Thank you very much for taking my question. With respect to olezarsen, given the recent pivotal data, as you look forward to severe hypertriglyceridemia, how— I know that you achieved benefits regarding pancreatitis through reductions. But given the dynamics and differences in that population, how easy do you think it’s going to be to show a pancreatitis benefit?

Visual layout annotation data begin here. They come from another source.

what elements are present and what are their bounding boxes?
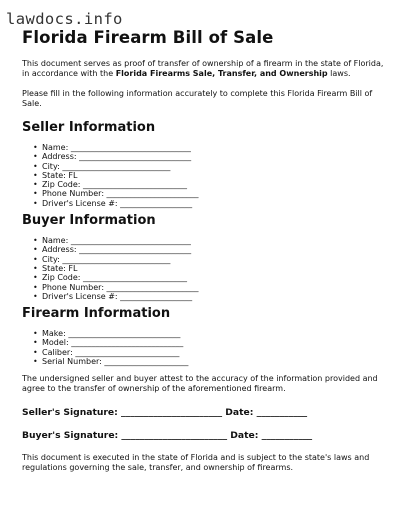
intro-law-name: Florida Firearms Sale, Transfer, and Ownership	[115, 69, 328, 78]
buyer-signature-line: Buyer's Signature: _______________________ Date: ___________	[22, 430, 313, 442]
bullet-mark: •	[33, 236, 38, 246]
seller-city-field: • City: ___________________________	[33, 161, 171, 171]
buyer-state-field: • State: FL	[33, 263, 78, 273]
firearm-heading: Firearm Information	[22, 306, 171, 322]
seller-phone-field: • Phone Number: _______________________	[33, 189, 199, 199]
buyer-name-field: • Name: ______________________________	[33, 236, 191, 246]
firearm-caliber-field: • Caliber: __________________________	[33, 347, 180, 357]
instruction-paragraph: Please fill in the following information accurately to complete this Florida Firearm Bill of Sale.	[22, 89, 373, 108]
bullet-mark: •	[33, 254, 38, 264]
bullet-mark: •	[33, 282, 38, 292]
seller-zip-field: • Zip Code: __________________________	[33, 180, 188, 190]
bullet-mark: •	[33, 161, 38, 171]
seller-signature-line: Seller's Signature: ______________________ Date: ___________	[22, 407, 308, 419]
bullet-mark: •	[33, 347, 38, 357]
seller-name-field: • Name: ______________________________	[33, 143, 191, 152]
seller-state-field: • State: FL	[33, 170, 78, 180]
bullet-mark: •	[33, 152, 38, 162]
footer-paragraph: This document is executed in the state of Florida and is subject to the state's laws and regulations governing the sale, transfer, and ownership of firearms.	[22, 453, 370, 473]
seller-field-list	[22, 143, 384, 208]
bullet-mark: •	[33, 170, 38, 180]
document-page	[22, 28, 384, 473]
bullet-mark: •	[33, 143, 38, 152]
buyer-heading: Buyer Information	[22, 213, 156, 229]
buyer-address-field: • Address: ____________________________	[33, 245, 192, 255]
bullet-mark: •	[33, 180, 38, 190]
bullet-mark: •	[33, 338, 38, 348]
bullet-mark: •	[33, 329, 38, 339]
attestation-paragraph: The undersigned seller and buyer attest to the accuracy of the information provided and agree to the transfer of ownership of the aforementioned firearm.	[22, 374, 378, 394]
seller-address-field: • Address: ____________________________	[33, 152, 192, 162]
firearm-model-field: • Model: ____________________________	[33, 338, 184, 348]
seller-license-field: • Driver's License #: __________________	[33, 198, 193, 208]
seller-heading: Seller Information	[22, 120, 156, 135]
buyer-field-list	[22, 236, 384, 301]
intro-text-before: This document serves as proof of transfer of ownership of a firearm in the state of Florida, in accordance with the	[22, 59, 384, 78]
buyer-license-field: • Driver's License #: __________________	[33, 291, 193, 301]
bullet-mark: •	[33, 198, 38, 208]
bullet-mark: •	[33, 189, 38, 199]
buyer-phone-field: • Phone Number: _______________________	[33, 282, 199, 292]
intro-paragraph	[22, 59, 384, 79]
firearm-serial-field: • Serial Number: _____________________	[33, 357, 189, 367]
bullet-mark: •	[33, 263, 38, 273]
firearm-make-field: • Make: ____________________________	[33, 329, 181, 339]
firearm-field-list	[22, 329, 384, 366]
buyer-zip-field: • Zip Code: __________________________	[33, 273, 188, 283]
buyer-city-field: • City: ___________________________	[33, 254, 171, 264]
bullet-mark: •	[33, 291, 38, 301]
bullet-mark: •	[33, 357, 38, 367]
site-watermark: lawdocs.info	[6, 10, 123, 28]
bullet-mark: •	[33, 245, 38, 255]
intro-text-after: laws.	[327, 69, 351, 78]
bullet-mark: •	[33, 273, 38, 283]
document-title: Florida Firearm Bill of Sale	[22, 28, 274, 47]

That's a great question, David. Our answer today is a lot different than it would have been earlier this year. The SCS data have exceeded all expectations; we hope to achieve similar AP reductions that we saw in FCS. Our findings achieved remarkable results, and this gives us confidence in the SHTG population despite it not being a genetic form of raised triglycerides, as observed in our studies. Many of these patients are well above 1,000 mg/dl, which puts them at high risk for AP; thus, we anticipate gathering AP event data in our Phase III SHTG study. Together with the effect size, we’re optimistic. Despite the number of AP events per patient being lower in SHTG versus FCS, we aim to have significant data through a larger study. We plan to combine both Phase III studies, CORE and CORE2, to analyze the effect of olezarsen on AP events in SHTG holistically. Thank you, David. And thanks, everybody for joining us today and everyone who participated in our call. We really are proud of all the progress we've made this year, and we believe that the future has never been brighter here at Ionis. We plan to continue our momentum by delivering on additional key commercial updates, pipeline updates, and technology objectives as we go forward. We very much look forward to it. Until then, thank you again, and everybody have a great day.